Ketiganya terdiam, saling menautkan tatapan ke meja yang ada dihadapannya. Anan tidak bisa membayangkan bagaimana rasanya ketika kau mencongkel kedua matamu dalam keadaan sadar.

"Jadi, gitu ceritanya," ucap Desi.

"Kenapa dia malah gentayangan di sekolah? Bukannya dia tewas di Rumah Sakit?" tanya Fira.

"Dia mencintai hobinya," sahut Anan. "Barangkali." Akhirnya Anan mengendikan kedua bahunya.

"Bisa jadi sih," sahut Nisa. "Dia kan gemar melukis, juga pengalaman pahitnya terjadi di sekolah ini. So, dia lebih memilih untuk tetap berada disini."
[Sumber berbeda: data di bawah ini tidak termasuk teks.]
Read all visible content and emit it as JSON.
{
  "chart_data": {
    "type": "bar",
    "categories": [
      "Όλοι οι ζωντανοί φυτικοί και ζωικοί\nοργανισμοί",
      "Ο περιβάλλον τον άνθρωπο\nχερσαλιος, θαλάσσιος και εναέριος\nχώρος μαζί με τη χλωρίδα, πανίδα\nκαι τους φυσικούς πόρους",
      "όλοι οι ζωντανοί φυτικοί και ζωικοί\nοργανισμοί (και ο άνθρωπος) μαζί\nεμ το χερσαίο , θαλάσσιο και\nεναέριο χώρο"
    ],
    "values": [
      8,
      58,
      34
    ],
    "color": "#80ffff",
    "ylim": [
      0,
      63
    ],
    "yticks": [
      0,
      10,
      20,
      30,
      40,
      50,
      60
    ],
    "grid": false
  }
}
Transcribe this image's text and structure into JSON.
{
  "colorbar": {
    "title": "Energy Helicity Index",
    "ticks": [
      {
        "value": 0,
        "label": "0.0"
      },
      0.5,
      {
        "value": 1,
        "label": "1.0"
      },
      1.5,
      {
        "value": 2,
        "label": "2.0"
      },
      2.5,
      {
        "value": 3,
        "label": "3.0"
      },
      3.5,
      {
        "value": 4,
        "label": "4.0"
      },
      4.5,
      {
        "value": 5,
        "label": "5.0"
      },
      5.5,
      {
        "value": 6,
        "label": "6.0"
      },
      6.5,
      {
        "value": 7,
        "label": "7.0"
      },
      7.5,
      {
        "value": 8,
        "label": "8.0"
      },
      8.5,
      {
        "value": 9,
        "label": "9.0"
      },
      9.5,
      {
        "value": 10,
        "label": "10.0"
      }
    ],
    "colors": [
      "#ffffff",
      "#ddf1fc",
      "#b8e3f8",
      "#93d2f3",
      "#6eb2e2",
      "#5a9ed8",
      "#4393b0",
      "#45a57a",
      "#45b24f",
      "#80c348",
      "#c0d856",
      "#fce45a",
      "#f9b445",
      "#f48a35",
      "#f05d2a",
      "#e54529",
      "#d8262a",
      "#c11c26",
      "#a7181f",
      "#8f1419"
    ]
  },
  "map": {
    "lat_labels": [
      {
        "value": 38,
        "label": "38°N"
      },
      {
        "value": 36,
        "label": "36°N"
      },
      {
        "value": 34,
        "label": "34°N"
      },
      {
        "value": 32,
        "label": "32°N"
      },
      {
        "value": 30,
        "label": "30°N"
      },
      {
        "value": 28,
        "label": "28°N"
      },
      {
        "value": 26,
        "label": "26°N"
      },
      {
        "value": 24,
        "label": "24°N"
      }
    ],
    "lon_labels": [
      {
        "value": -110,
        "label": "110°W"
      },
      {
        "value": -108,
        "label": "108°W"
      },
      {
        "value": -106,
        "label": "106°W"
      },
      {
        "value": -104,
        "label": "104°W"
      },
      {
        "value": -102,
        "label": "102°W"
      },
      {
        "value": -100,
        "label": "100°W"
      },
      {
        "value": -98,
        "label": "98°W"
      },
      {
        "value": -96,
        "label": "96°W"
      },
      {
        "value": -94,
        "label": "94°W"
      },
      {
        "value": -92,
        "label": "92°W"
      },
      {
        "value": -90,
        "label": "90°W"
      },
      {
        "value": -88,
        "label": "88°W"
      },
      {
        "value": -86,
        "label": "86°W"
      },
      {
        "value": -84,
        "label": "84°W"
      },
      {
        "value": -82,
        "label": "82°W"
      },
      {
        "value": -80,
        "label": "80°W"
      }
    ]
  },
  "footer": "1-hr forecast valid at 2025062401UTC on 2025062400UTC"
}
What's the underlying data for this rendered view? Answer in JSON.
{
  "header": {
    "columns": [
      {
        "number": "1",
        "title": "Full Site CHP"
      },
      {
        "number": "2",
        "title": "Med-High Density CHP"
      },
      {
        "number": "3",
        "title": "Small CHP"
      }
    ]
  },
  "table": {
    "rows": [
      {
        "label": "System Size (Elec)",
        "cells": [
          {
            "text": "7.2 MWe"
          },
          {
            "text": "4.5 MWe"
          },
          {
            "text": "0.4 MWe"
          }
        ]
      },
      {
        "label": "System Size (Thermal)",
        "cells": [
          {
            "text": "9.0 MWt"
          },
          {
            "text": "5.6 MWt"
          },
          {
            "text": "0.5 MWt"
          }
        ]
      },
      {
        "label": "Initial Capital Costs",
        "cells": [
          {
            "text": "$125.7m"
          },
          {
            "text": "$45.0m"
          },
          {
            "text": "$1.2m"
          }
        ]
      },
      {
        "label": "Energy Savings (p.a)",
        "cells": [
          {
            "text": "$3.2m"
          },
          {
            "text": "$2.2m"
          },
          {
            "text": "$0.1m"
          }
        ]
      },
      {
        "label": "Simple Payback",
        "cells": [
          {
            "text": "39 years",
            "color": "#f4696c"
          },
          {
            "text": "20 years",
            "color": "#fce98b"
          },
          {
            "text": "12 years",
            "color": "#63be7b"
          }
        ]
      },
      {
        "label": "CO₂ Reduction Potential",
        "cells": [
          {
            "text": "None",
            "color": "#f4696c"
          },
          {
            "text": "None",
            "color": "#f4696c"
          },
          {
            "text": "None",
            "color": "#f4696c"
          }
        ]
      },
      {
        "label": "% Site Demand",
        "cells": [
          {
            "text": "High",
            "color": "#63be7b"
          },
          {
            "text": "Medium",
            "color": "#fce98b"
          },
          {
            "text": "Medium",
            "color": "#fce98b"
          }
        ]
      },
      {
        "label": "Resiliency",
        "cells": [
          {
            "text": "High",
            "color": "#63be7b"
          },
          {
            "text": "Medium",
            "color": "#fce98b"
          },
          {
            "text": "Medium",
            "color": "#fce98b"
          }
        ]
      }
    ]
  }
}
"Yok berhitung." Desi menyahut.

"Hm?" Anan mengangkat kedua alisnya. "Buat apa?"

"Mengetahui apa dia berada di sini dan ikut mendengarkan cerita gue atau nggak." Matanya melirik ke arah pintu kelas.

"Hey!" Fira memprotes. "Gue nggak mau." Sedangkan Anan dan Nisa saling berpandangan.

"Satu," ucap Anan.

"Dua," Nisa menimpali.

"Tiga," Desi meneruskan.

Ada jeda beberapa detik karena Fira masih enggan untuk melanjutkan. Anan menatapnya. "Empat," sahutnya sembari menutup mata.

"Lima!"

Lampu kelas tiba-tiba padam, diikuti gemuruh petir dan membuat lantai yang mereka pijak bergetar. Anan bisa mendengar Nisa dan Fira berteriak. Fira menutup kedua telinganya dan Nisa membungkus wajahnya dengan kedua tangan. Terdengar suara tawa terpecah dibalik tubuh Anan. Tawa dua orang lelaki yang sudah tidak asing bagi mereka, Bima dan Dika.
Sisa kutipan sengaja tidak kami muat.